Is your very first personal development review coming up? This article will give you an idea of what to focus on and how best to prepare yourself for this meeting with your manager that has one item – and one item only – on the agenda: You.
Spend some time thinking through the meeting. It is actually a good idea to make a regular note of the tasks on which you spend most time, what made you most happy, where you feel you are able to contribute something important, and which tasks drain your energy. You don’t need to spend a lot of time on this – perhaps 5 to 10 minutes on a Friday to collect the details that will form the basis for your discussions at the meeting. This is a good starting point for showing how you contribute. It also gives you the chance to consider what actually gives you professional input and job satisfaction.
The personal development review is your chance to draw attention to what you can do and what you contribute to the company. Some workplaces have standard forms you can use. At others, the meeting is more of an informal chat. In any case, it is important that you present your results. Prioritise a few points you would like to get across to your manager before you leave the meeting. If you map out your job in advance, this will give you a landmark to steer by, ensuring that you say what you need to say and your manager hears what he or she needs to hear.
Some examples: I would like to do more of this but less of that because it drains me. I would prefer not to have this on my desk at all, and I miss that and would love to be able to work with it. Remember to support your points with specific examples of how it would also benefit the company. You may also consider planting a seed in your manager’s mind before your upcoming salary negotiation. You could casually mention that your manager “is welcome to remember the results you have achieved when you are discussing salary at some point”. This will plant a seed which will hopefully result in an excellent harvest at salary negotiation time.
If you incorporate your desires and priorities into the company’s strategy and goals, your manager is more likely to be receptive. But think realistically. What is actually possible? If the company has recently announced that redundancies are around the corner, it may not be the best time to ask for funding for an expensive course. On the other hand, if the course is essential to your job you should mention it. And if you are told that it is completely out of the question but it is essential for you to be able to perform your job, you should perhaps consider moving on.
Many companies work with so-called SMART goals. You could keep these in mind when you are setting your own goals. SMART stands for: Specific, Measurable, Achievable, Realistic and Time-bound. The plan you agreed upon at the last review is also a topic at a personal development review. If you have not been to one before, you could consider what you agreed upon when you joined the company, or at the three-month review, and whether this tallies with the reality of the job.
The personal development review is a forum in which you can discuss the difficult topics. Your manager is not your opponent but your ally and mentor. Give her or him the opportunity to guide and help you. If something is making you upset, something work-related that keeps you awake at night, then the place to mention it is at the review. For example, if you have a colleague you consider very difficult to work with, you can mention this at your personal development review.
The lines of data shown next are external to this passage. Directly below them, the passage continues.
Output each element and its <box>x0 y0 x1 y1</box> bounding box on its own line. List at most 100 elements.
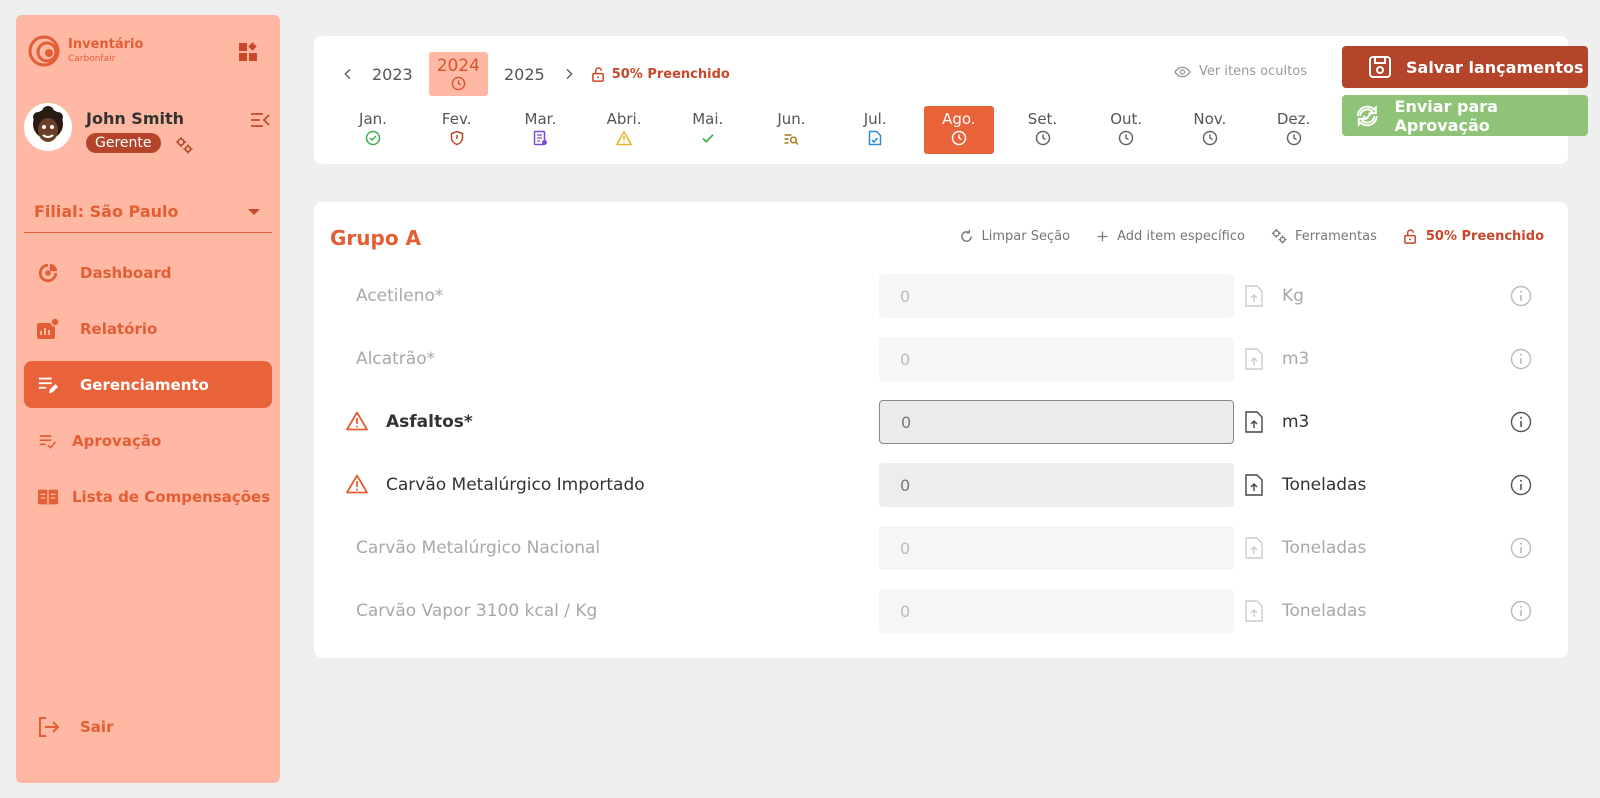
item-row: Carvão Vapor 3100 kcal / Kg Toneladas <box>314 589 1568 633</box>
chevron-left-icon[interactable] <box>336 62 360 86</box>
year-prev[interactable]: 2023 <box>364 65 421 84</box>
report-chart-icon <box>36 316 60 341</box>
send-approval-button[interactable]: Enviar para Aprovação <box>1342 95 1588 136</box>
file-upload-icon[interactable] <box>1244 600 1264 622</box>
month-tab-dez[interactable]: Dez. <box>1259 106 1329 154</box>
month-tab-jul[interactable]: Jul. <box>840 106 910 154</box>
sidebar-item-aprovacao[interactable]: Aprovação <box>24 417 272 464</box>
fill-status: 50% Preenchido <box>591 67 730 82</box>
group-fill-status: 50% Preenchido <box>1403 229 1544 244</box>
month-tab-mai[interactable]: Mai. <box>673 106 743 154</box>
item-value-input[interactable] <box>879 274 1234 318</box>
group-fill-status-label: 50% Preenchido <box>1425 228 1544 244</box>
year-next[interactable]: 2025 <box>496 65 553 84</box>
save-entries-button[interactable]: Salvar lançamentos <box>1342 46 1588 88</box>
item-unit: Toneladas <box>1282 538 1367 558</box>
add-specific-item-button[interactable]: Add item específico <box>1096 229 1245 244</box>
file-upload-icon[interactable] <box>1244 348 1264 370</box>
file-upload-icon[interactable] <box>1244 285 1264 307</box>
month-label: Jun. <box>777 110 806 128</box>
sidebar-item-gerenciamento[interactable]: Gerenciamento <box>24 361 272 408</box>
dashboard-icon <box>36 261 60 285</box>
unlock-icon <box>1404 228 1416 244</box>
month-tab-jan[interactable]: Jan. <box>338 106 408 154</box>
avatar[interactable] <box>24 103 72 151</box>
month-tab-jun[interactable]: Jun. <box>756 106 826 154</box>
user-name: John Smith <box>86 109 185 128</box>
info-icon[interactable] <box>1510 348 1532 370</box>
clock-icon <box>1118 130 1134 146</box>
clear-section-button[interactable]: Limpar Seção <box>959 228 1071 244</box>
unlock-icon <box>591 66 604 82</box>
month-label: Fev. <box>441 110 472 128</box>
month-tab-set[interactable]: Set. <box>1008 106 1078 154</box>
item-row: Carvão Metalúrgico Nacional Toneladas <box>314 526 1568 570</box>
group-toolbar: Limpar Seção Add item específico Ferrame… <box>933 228 1544 244</box>
apps-grid-icon[interactable] <box>238 42 258 62</box>
month-tab-nov[interactable]: Nov. <box>1175 106 1245 154</box>
sidebar-item-relatorio[interactable]: Relatório <box>24 305 272 352</box>
clock-icon <box>1035 130 1050 146</box>
shield-icon <box>450 130 463 146</box>
tools-button[interactable]: Ferramentas <box>1271 228 1377 244</box>
add-specific-item-label: Add item específico <box>1117 228 1245 244</box>
file-upload-icon[interactable] <box>1244 537 1264 559</box>
clock-icon <box>1202 130 1218 146</box>
info-icon[interactable] <box>1510 600 1532 622</box>
save-icon <box>1369 56 1391 78</box>
year-current[interactable]: 2024 <box>428 52 488 96</box>
show-hidden-items[interactable]: Ver itens ocultos <box>1174 64 1307 79</box>
month-label: Mar. <box>524 110 557 128</box>
item-label: Carvão Metalúrgico Nacional <box>356 538 601 558</box>
search-list-icon <box>784 134 799 146</box>
item-row: Alcatrão* m3 <box>314 337 1568 381</box>
item-unit: Toneladas <box>1282 475 1367 495</box>
month-tab-mar[interactable]: Mar. <box>505 106 575 154</box>
edit-list-icon <box>36 373 60 397</box>
month-tab-ago[interactable]: Ago. <box>923 106 994 154</box>
sidebar-item-compensacoes[interactable]: Lista de Compensações <box>24 473 272 520</box>
book-list-icon <box>36 485 60 509</box>
clear-section-label: Limpar Seção <box>981 228 1071 244</box>
month-tab-out[interactable]: Out. <box>1091 106 1161 154</box>
file-upload-icon[interactable] <box>1244 474 1264 496</box>
item-value-input[interactable] <box>879 589 1234 633</box>
collapse-menu-icon[interactable] <box>250 111 270 129</box>
sidebar-item-label: Dashboard <box>80 263 172 282</box>
role-badge: Gerente <box>86 133 161 153</box>
sync-check-icon <box>1356 104 1378 127</box>
branch-select[interactable]: Filial: São Paulo <box>24 191 272 233</box>
logout-button[interactable]: Sair <box>36 715 113 739</box>
sidebar-item-label: Lista de Compensações <box>72 487 271 506</box>
branch-label: Filial: São Paulo <box>34 202 179 221</box>
checklist-icon <box>36 429 60 453</box>
item-label: Acetileno* <box>356 286 444 306</box>
file-check-icon <box>868 130 882 146</box>
file-upload-icon[interactable] <box>1244 411 1264 433</box>
year-selector: 2023 2024 2025 50% Preenchido <box>336 52 730 96</box>
item-value-input[interactable] <box>879 526 1234 570</box>
chevron-right-icon[interactable] <box>557 62 581 86</box>
info-icon[interactable] <box>1510 537 1532 559</box>
month-tab-fev[interactable]: Fev. <box>422 106 492 154</box>
info-icon[interactable] <box>1510 411 1532 433</box>
document-icon <box>534 130 548 146</box>
month-tab-abri[interactable]: Abri. <box>589 106 659 154</box>
item-label: Alcatrão* <box>356 349 436 369</box>
item-value-input[interactable] <box>879 463 1234 507</box>
info-icon[interactable] <box>1510 474 1532 496</box>
month-label: Abri. <box>606 110 642 128</box>
clock-icon <box>951 130 967 146</box>
info-icon[interactable] <box>1510 285 1532 307</box>
send-approval-label: Enviar para Aprovação <box>1394 96 1498 135</box>
item-value-input[interactable] <box>879 337 1234 381</box>
gears-icon[interactable] <box>175 136 193 154</box>
plus-icon <box>1097 231 1108 241</box>
item-value-input[interactable] <box>879 400 1234 444</box>
item-label: Carvão Metalúrgico Importado <box>386 475 645 495</box>
gears-icon <box>1271 228 1287 244</box>
sidebar-item-dashboard[interactable]: Dashboard <box>24 249 272 296</box>
warning-icon <box>346 474 368 494</box>
sidebar: Inventário Carbonfair John Smith Gerente <box>16 15 280 783</box>
month-label: Out. <box>1110 110 1143 128</box>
Others may have the same problem. However, you should always keep things professional, rational and constructive, and ask for advice on how to resolve the conflict. You should bear in mind that your manager is – or should be – someone you can be honest with. If you are not honest, how will your manager know which challenges you are facing?
Always put your points in a professional context. Your manager will not be interested emotional issues – in any case, not if they originate from something negative. For example, if you have a colleague who is given all of the fun projects, you could say: “I think it would be a good idea if we covered more for each other. I believe the way it is now makes us very vulnerable. If there is more dialogue and we share projects, the team will be more robust.” This is a professional way of saying that you are actually really fed up that your colleague gets all of the fun projects. Don’t forget to push the negative feelings to one side – but use the positive ones.
Make sure that you get a written agreement specifying which new projects you have been given and the ones you will be giving up. You should also thoroughly investigate courses and in-service training before the meeting so that you can be specific about the courses you believe you need and what they will cost, etc. Remember to explain how they will benefit the company. If you have just joined the company, in-service training could maybe wait. It may be better for you to settle in the job before you attend a course. This is something to think about. But, in any case, ensure that you make specific, written agreements with your manager.
It is important to talk about development, goals, etc. on a regular basis. Otherwise, there is a risk that you and your goals will be forgotten when things are busy. So, talk often to your manager and don’t save everything until your personal development review – in most companies, these are only held once a year. Since you are young, newly qualified and a digital native, you probably find it natural to expect regular feedback. You will be used to this from your studies and social media. You could mention at your personal development review that you would appreciate regular feedback. You could also suggest making a brief meeting once a month a permanent fixture.